Harmony has a huge database of codes for just about all of your equipment. Install the software, plug in your new remote and the setup program will guide you through the setup by asking questions like model number, make, whatissit, etc.

Then you create "Activities" such as "Watch TV" or "Play a movie" or "Listen to the radio", etc.
I was able to program the hard buttons (1-9) on the remote to my first few preset radio stations when I have it in "Listen to the radio" activity.

Once programming is complete, you simply press the activity on the LCD screen and the remote will start up the equipment needed for the activity.

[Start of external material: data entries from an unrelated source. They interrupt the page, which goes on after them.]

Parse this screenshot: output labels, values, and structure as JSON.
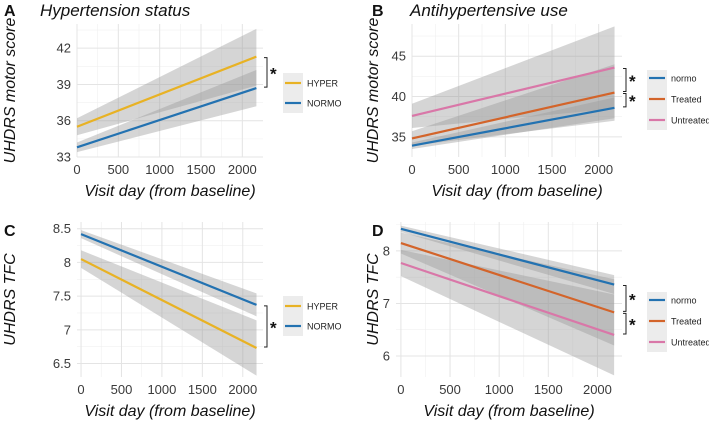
{
  "chart_data": [
    {
      "type": "line",
      "label": "A",
      "title": "Hypertension status",
      "xlabel": "Visit day (from baseline)",
      "ylabel": "UHDRS motor score",
      "xlim": [
        0,
        2250
      ],
      "ylim": [
        33,
        44
      ],
      "xticks": [
        0,
        500,
        1000,
        1500,
        2000
      ],
      "yticks": [
        33,
        36,
        39,
        42
      ],
      "series": [
        {
          "name": "HYPER",
          "color": "#E8B224",
          "x": [
            0,
            2170
          ],
          "y": [
            35.5,
            41.3
          ],
          "lower": [
            34.8,
            38.9
          ],
          "upper": [
            36.2,
            43.6
          ]
        },
        {
          "name": "NORMO",
          "color": "#2372B1",
          "x": [
            0,
            2170
          ],
          "y": [
            33.8,
            38.7
          ],
          "lower": [
            33.4,
            37.2
          ],
          "upper": [
            34.2,
            40.2
          ]
        }
      ],
      "significance": [
        {
          "label": "*",
          "between": [
            "HYPER",
            "NORMO"
          ]
        }
      ]
    },
    {
      "type": "line",
      "label": "B",
      "title": "Antihypertensive use",
      "xlabel": "Visit day (from baseline)",
      "ylabel": "UHDRS motor score",
      "xlim": [
        0,
        2250
      ],
      "ylim": [
        32.5,
        49
      ],
      "xticks": [
        0,
        500,
        1000,
        1500,
        2000
      ],
      "yticks": [
        35,
        40,
        45
      ],
      "series": [
        {
          "name": "normo",
          "color": "#2372B1",
          "x": [
            0,
            2170
          ],
          "y": [
            33.9,
            38.6
          ],
          "lower": [
            33.5,
            37.3
          ],
          "upper": [
            34.3,
            39.9
          ]
        },
        {
          "name": "Treated",
          "color": "#D3642A",
          "x": [
            0,
            2170
          ],
          "y": [
            34.8,
            40.5
          ],
          "lower": [
            33.9,
            37.0
          ],
          "upper": [
            35.7,
            44.0
          ]
        },
        {
          "name": "Untreated",
          "color": "#D977A8",
          "x": [
            0,
            2170
          ],
          "y": [
            37.6,
            43.6
          ],
          "lower": [
            36.1,
            38.5
          ],
          "upper": [
            39.1,
            48.7
          ]
        }
      ],
      "significance": [
        {
          "label": "*",
          "between": [
            "Untreated",
            "Treated"
          ]
        },
        {
          "label": "*",
          "between": [
            "Treated",
            "normo"
          ]
        }
      ]
    },
    {
      "type": "line",
      "label": "C",
      "title": "",
      "xlabel": "Visit day (from baseline)",
      "ylabel": "UHDRS TFC",
      "xlim": [
        -50,
        2250
      ],
      "ylim": [
        6.3,
        8.6
      ],
      "xticks": [
        0,
        500,
        1000,
        1500,
        2000
      ],
      "yticks": [
        6.5,
        7.0,
        7.5,
        8.0,
        8.5
      ],
      "series": [
        {
          "name": "HYPER",
          "color": "#E8B224",
          "x": [
            0,
            2170
          ],
          "y": [
            8.05,
            6.73
          ],
          "lower": [
            7.92,
            6.32
          ],
          "upper": [
            8.18,
            7.14
          ]
        },
        {
          "name": "NORMO",
          "color": "#2372B1",
          "x": [
            0,
            2170
          ],
          "y": [
            8.42,
            7.37
          ],
          "lower": [
            8.36,
            7.2
          ],
          "upper": [
            8.48,
            7.54
          ]
        }
      ],
      "significance": [
        {
          "label": "*",
          "between": [
            "NORMO",
            "HYPER"
          ]
        }
      ]
    },
    {
      "type": "line",
      "label": "D",
      "title": "",
      "xlabel": "Visit day (from baseline)",
      "ylabel": "UHDRS TFC",
      "xlim": [
        -50,
        2250
      ],
      "ylim": [
        5.6,
        8.55
      ],
      "xticks": [
        0,
        500,
        1000,
        1500,
        2000
      ],
      "yticks": [
        6,
        7,
        8
      ],
      "series": [
        {
          "name": "normo",
          "color": "#2372B1",
          "x": [
            0,
            2170
          ],
          "y": [
            8.42,
            7.36
          ],
          "lower": [
            8.36,
            7.18
          ],
          "upper": [
            8.48,
            7.54
          ]
        },
        {
          "name": "Treated",
          "color": "#D3642A",
          "x": [
            0,
            2170
          ],
          "y": [
            8.15,
            6.83
          ],
          "lower": [
            7.95,
            6.2
          ],
          "upper": [
            8.35,
            7.46
          ]
        },
        {
          "name": "Untreated",
          "color": "#D977A8",
          "x": [
            0,
            2170
          ],
          "y": [
            7.77,
            6.4
          ],
          "lower": [
            7.52,
            5.63
          ],
          "upper": [
            8.02,
            7.17
          ]
        }
      ],
      "significance": [
        {
          "label": "*",
          "between": [
            "normo",
            "Treated"
          ]
        },
        {
          "label": "*",
          "between": [
            "Treated",
            "Untreated"
          ]
        }
      ]
    }
  ]
}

So far, I'm really pleased with the remote.
Good luck.
Hope this helps.
Mike


----------



## Greg C (Jan 18, 2009)

Why do want to turn off the cable box? There is no advantaqge to doing this. As far as using 1 remote to control power, the problem with using a remote like a Harmony is that it realy does not know the status of the equipment. If someone blocks the IR during the macro command, you will be out of sync, and the remote cannot fix this. We do more sophisticated remotes to be able to know either the state of the gear, or we use equipment that has what is known as discrete codes. Instead of only a power code that just switches between on and off, the gear has a seperate on code and an off code. Most cable boxes do not have this capability as the software required for it is not specked by the cable companies.


----------



## robut (Aug 22, 2007)

*Remote Controls*

I guess I can do this this way
Next to my TV chair will sit the Samsung TV remote this I will use 
just turn on the TV . After this move, I will use my cable box Remote only!
When i'm done for the night, just turn off the TV only.
I know I can let the cable box stay on all night .
Deck hand :thumbup:


----------